Bila dalam Pilpres kita bisa
melihat bagaimana tekanan muncul di pusat. DKI Jakarta menjadi barometer dan
seluruh kekuatan keamanan di daerah dikerahkan untuk mengamankan. Hal ini
terjadi pada tahun 2019 yang lalu dimana aparat keamanan menjaga penuh di
pusat. Namun dalam Pilkada justru akan berbeda, misalnya terjadi kerawanan di
Aceh dan Papua saja praktis kekuatan TNI/POLRI akan terbelah menjadi dua dengan
jarak yang jauh. Belum lagi apabila daerah-daerah lainnya juga bergejolak.
Hal-hal demikian, praktis
tidak dimiliki oleh KPU dan Bawaslu. Oleh karena itu, wajar rasanya apabila
Pilkada serentak ini justru akan lebih menguras keringat para pihak yang
berkepentingan dalam menjaga keamanan, pertahanan dan ketertiban. Jangan
sampai, kita terlalu berkonsentrasi dengan Pilkada dengan daerah yang populer,
namun lengah dengan daerah yang justru memiliki tingkat kerawanan yang paling
tinggi.
Dapat kita lihat pada Pilkada
serentak tahun 2017, semua mata justru hanya terpaku pada Pemilihan di DKI
Jakarta, yang membuat seolah-olah tidak ada Pilkada di daerah lain. Sehingga
nantinya kita lengah dengan apa yang
terjadi daerah. Ditambah lagi dengan begitu tajamnya Pilkada yang
mengedepankan Politik Identitas di masyarakat. Maka potensi kekisruhan berbasis
SARA justru akan gampang menjadi penyulut. Disisi lain, belum cakapnya
masyarakat dalam menerima sumber informasi yang di dapat, akan mempetajakam
potensi kekisruhan berbasis SARA. Maka, Dinas Kominfo Daerah sebaiknya responsif
terhadap pemberantasan berita palsu (hoax)

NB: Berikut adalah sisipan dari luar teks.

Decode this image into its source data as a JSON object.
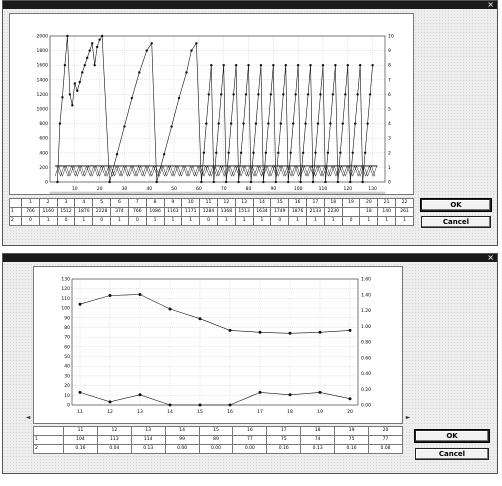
{
  "window1": {
    "title": "",
    "close_glyph": "×",
    "ok_label": "OK",
    "cancel_label": "Cancel",
    "status_text": "",
    "grid": {
      "row1_label": "1",
      "row2_label": "2",
      "headers": [
        "1",
        "2",
        "3",
        "4",
        "5",
        "6",
        "7",
        "8",
        "9",
        "10",
        "11",
        "12",
        "13",
        "14",
        "15",
        "16",
        "17",
        "18",
        "19",
        "20",
        "21",
        "22"
      ],
      "row1": [
        "766",
        "1160",
        "1512",
        "1870",
        "2228",
        "374",
        "766",
        "1086",
        "1163",
        "1171",
        "1284",
        "1368",
        "1513",
        "1634",
        "1749",
        "1876",
        "2133",
        "2230",
        "",
        "18",
        "140",
        "261"
      ],
      "row2": [
        "0",
        "1",
        "0",
        "1",
        "0",
        "1",
        "0",
        "1",
        "1",
        "1",
        "0",
        "1",
        "1",
        "1",
        "0",
        "1",
        "1",
        "1",
        "0",
        "1",
        "1",
        "1"
      ]
    }
  },
  "window2": {
    "title": "",
    "close_glyph": "×",
    "ok_label": "OK",
    "cancel_label": "Cancel",
    "grid": {
      "row1_label": "1",
      "row2_label": "2",
      "headers": [
        "11",
        "12",
        "13",
        "14",
        "15",
        "16",
        "17",
        "18",
        "19",
        "20"
      ],
      "row1": [
        "104",
        "113",
        "114",
        "99",
        "89",
        "77",
        "75",
        "74",
        "75",
        "77"
      ],
      "row2": [
        "0.16",
        "0.04",
        "0.13",
        "0.00",
        "0.00",
        "0.00",
        "0.16",
        "0.13",
        "0.16",
        "0.08"
      ]
    }
  },
  "chart_data": [
    {
      "type": "line",
      "title": "",
      "ylabel": "",
      "y2label": "",
      "xlim": [
        0,
        135
      ],
      "x_ticks": [
        10,
        20,
        30,
        40,
        50,
        60,
        70,
        80,
        90,
        100,
        110,
        120,
        130
      ],
      "ylim": [
        0,
        2000
      ],
      "y_ticks": [
        0,
        200,
        400,
        600,
        800,
        1000,
        1200,
        1400,
        1600,
        1800,
        2000
      ],
      "y2lim": [
        0,
        10
      ],
      "y2_ticks": [
        0,
        1,
        2,
        3,
        4,
        5,
        6,
        7,
        8,
        9,
        10
      ],
      "grid": true,
      "series": [
        {
          "axis": "left",
          "x": [
            1,
            2,
            3,
            4,
            5,
            6,
            7,
            8,
            9,
            10,
            11,
            12,
            13,
            14,
            15,
            16,
            17,
            18,
            19,
            20,
            21,
            22,
            23,
            24,
            25,
            26,
            27,
            28,
            29,
            30,
            31,
            32,
            33,
            34,
            35,
            36,
            37,
            38,
            39,
            40,
            41,
            42,
            43,
            44,
            45,
            46,
            47,
            48,
            49,
            50,
            51,
            52,
            53,
            54,
            55,
            56,
            57,
            58,
            59,
            60,
            61,
            62,
            63,
            64,
            65,
            66,
            67,
            68,
            69,
            70,
            71,
            72,
            73,
            74,
            75,
            76,
            77,
            78,
            79,
            80,
            81,
            82,
            83,
            84,
            85,
            86,
            87,
            88,
            89,
            90,
            91,
            92,
            93,
            94,
            95,
            96,
            97,
            98,
            99,
            100,
            101,
            102,
            103,
            104,
            105,
            106,
            107,
            108,
            109,
            110,
            111,
            112,
            113,
            114,
            115,
            116,
            117,
            118,
            119,
            120,
            121,
            122,
            123,
            124,
            125,
            126,
            127,
            128,
            129,
            130,
            131,
            132,
            133
          ],
          "values": [
            0,
            0,
            0,
            0,
            0,
            0,
            0,
            0,
            0,
            0,
            0,
            0,
            0,
            0,
            0,
            0,
            0,
            0,
            0,
            0,
            0,
            0,
            0,
            0,
            0,
            0,
            0,
            0,
            0,
            0,
            0,
            0,
            0,
            0,
            0,
            0,
            0,
            0,
            0,
            0,
            0,
            0,
            0,
            0,
            0,
            0,
            0,
            0,
            0,
            0,
            0,
            0,
            0,
            0,
            0,
            0,
            0,
            0,
            0,
            0,
            0,
            0,
            0,
            0,
            0,
            0,
            0,
            0,
            0,
            0,
            0,
            0,
            0,
            0,
            0,
            0,
            0,
            0,
            0,
            0,
            0,
            0,
            0,
            0,
            0,
            0,
            0,
            0,
            0,
            0,
            0,
            0,
            0,
            0,
            0,
            0,
            0,
            0,
            0,
            0,
            0,
            0,
            0,
            0,
            0,
            0,
            0,
            0,
            0,
            0,
            0,
            0,
            0,
            0,
            0,
            0,
            0,
            0,
            0,
            0,
            0,
            0,
            0,
            0,
            0,
            0,
            0,
            0,
            0,
            0,
            0,
            0,
            0
          ],
          "segments": [
            [
              [
                3,
                0
              ],
              [
                4,
                800
              ],
              [
                5,
                1160
              ],
              [
                6,
                1600
              ],
              [
                7,
                2000
              ],
              [
                8,
                1200
              ],
              [
                9,
                1050
              ],
              [
                10,
                1350
              ],
              [
                11,
                1250
              ],
              [
                12,
                1370
              ],
              [
                13,
                1500
              ],
              [
                14,
                1600
              ],
              [
                15,
                1700
              ],
              [
                16,
                1800
              ],
              [
                17,
                1900
              ],
              [
                18,
                1600
              ],
              [
                19,
                1850
              ],
              [
                20,
                1950
              ],
              [
                21,
                2000
              ]
            ],
            [
              [
                24,
                0
              ],
              [
                27,
                380
              ],
              [
                30,
                760
              ],
              [
                33,
                1150
              ],
              [
                36,
                1500
              ],
              [
                39,
                1800
              ],
              [
                41,
                1900
              ]
            ],
            [
              [
                43,
                0
              ],
              [
                46,
                380
              ],
              [
                49,
                760
              ],
              [
                52,
                1150
              ],
              [
                55,
                1500
              ],
              [
                57,
                1800
              ],
              [
                59,
                1900
              ]
            ],
            [
              [
                61,
                0
              ],
              [
                62,
                400
              ],
              [
                63,
                800
              ],
              [
                64,
                1200
              ],
              [
                65,
                1600
              ]
            ],
            [
              [
                66,
                0
              ],
              [
                67,
                400
              ],
              [
                68,
                800
              ],
              [
                69,
                1200
              ],
              [
                70,
                1600
              ]
            ],
            [
              [
                71,
                0
              ],
              [
                72,
                400
              ],
              [
                73,
                800
              ],
              [
                74,
                1200
              ],
              [
                75,
                1600
              ]
            ],
            [
              [
                76,
                0
              ],
              [
                77,
                400
              ],
              [
                78,
                800
              ],
              [
                79,
                1200
              ],
              [
                80,
                1600
              ]
            ],
            [
              [
                81,
                0
              ],
              [
                82,
                400
              ],
              [
                83,
                800
              ],
              [
                84,
                1200
              ],
              [
                85,
                1600
              ]
            ],
            [
              [
                86,
                0
              ],
              [
                87,
                400
              ],
              [
                88,
                800
              ],
              [
                89,
                1200
              ],
              [
                90,
                1600
              ]
            ],
            [
              [
                91,
                0
              ],
              [
                92,
                400
              ],
              [
                93,
                800
              ],
              [
                94,
                1200
              ],
              [
                95,
                1600
              ]
            ],
            [
              [
                96,
                0
              ],
              [
                97,
                400
              ],
              [
                98,
                800
              ],
              [
                99,
                1200
              ],
              [
                100,
                1600
              ]
            ],
            [
              [
                101,
                0
              ],
              [
                102,
                400
              ],
              [
                103,
                800
              ],
              [
                104,
                1200
              ],
              [
                105,
                1600
              ]
            ],
            [
              [
                106,
                0
              ],
              [
                107,
                400
              ],
              [
                108,
                800
              ],
              [
                109,
                1200
              ],
              [
                110,
                1600
              ]
            ],
            [
              [
                111,
                0
              ],
              [
                112,
                400
              ],
              [
                113,
                800
              ],
              [
                114,
                1200
              ],
              [
                115,
                1600
              ]
            ],
            [
              [
                116,
                0
              ],
              [
                117,
                400
              ],
              [
                118,
                800
              ],
              [
                119,
                1200
              ],
              [
                120,
                1600
              ]
            ],
            [
              [
                121,
                0
              ],
              [
                122,
                400
              ],
              [
                123,
                800
              ],
              [
                124,
                1200
              ],
              [
                125,
                1600
              ]
            ],
            [
              [
                126,
                0
              ],
              [
                127,
                400
              ],
              [
                128,
                800
              ],
              [
                129,
                1200
              ],
              [
                130,
                1600
              ]
            ]
          ]
        },
        {
          "axis": "right",
          "note": "",
          "points_y2": [
            0.5,
            1,
            0.5,
            1,
            0.5,
            1,
            0.5,
            1,
            0.5,
            1
          ]
        }
      ]
    },
    {
      "type": "line",
      "title": "",
      "ylabel": "",
      "y2label": "",
      "categories": [
        "11",
        "12",
        "13",
        "14",
        "15",
        "16",
        "17",
        "18",
        "19",
        "20"
      ],
      "ylim": [
        0,
        130
      ],
      "y_ticks": [
        0,
        10,
        20,
        30,
        40,
        50,
        60,
        70,
        80,
        90,
        100,
        110,
        120,
        130
      ],
      "y2lim": [
        0,
        1.6
      ],
      "y2_ticks": [
        "0.00",
        "0.20",
        "0.40",
        "0.60",
        "0.80",
        "1.00",
        "1.20",
        "1.40",
        "1.60"
      ],
      "grid": true,
      "series": [
        {
          "axis": "left",
          "values": [
            104,
            113,
            114,
            99,
            89,
            77,
            75,
            74,
            75,
            77
          ]
        },
        {
          "axis": "right",
          "values": [
            0.16,
            0.04,
            0.13,
            0.0,
            0.0,
            0.0,
            0.16,
            0.13,
            0.16,
            0.08
          ]
        }
      ]
    }
  ]
}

dan tidak membebankan seluruhnya kepada KPU/Bawaslu di Daerah.
Bila kita melihat Pilkada
serentak yang telah dilakukan sejak 2015 yang lalu, banyak temuan pelanggaran
yang ditangani oleh Bawaslu perihal Netralitas ASN. Fritz Edward Siregar (2020)
pernah menyebutkan bahwa konsekuensi dari pelaksanaan pilkada adalah munculnya
gesekan dan menjadi imbas praktik politik praktis yaitu berupa penyalahgunaan
wewenang atau kekuasaan dari oknum pejabat setempat. Hal ini juga berpotensi
besar dalam memunculkan konflik di masyarakat, antara kebijakan pejabat
setempat dengan prinsip penegakkan hukum dan keadilan pemilu
Dilihat dari sisi geografis
dan terkonsentrasinya konflik dalam Pilkada. Ditambah dengan keterbatasan
personil TNI/POLRI dan segmentasi SARA dalam masyarakat yang beragam. Belum
lagi profesionalitas ASN yang diragukan dan masih belum cerdasnya masyarakat di
daerah dalam menerima berita dan informasi. Maka dari itu, dilihat dari
berbagai sudut pandang geopolitik sebagai variabel utama tadi, bersiap-siagalah
bahwa Pilkada serentak adalah bom waktu yang siap meledak.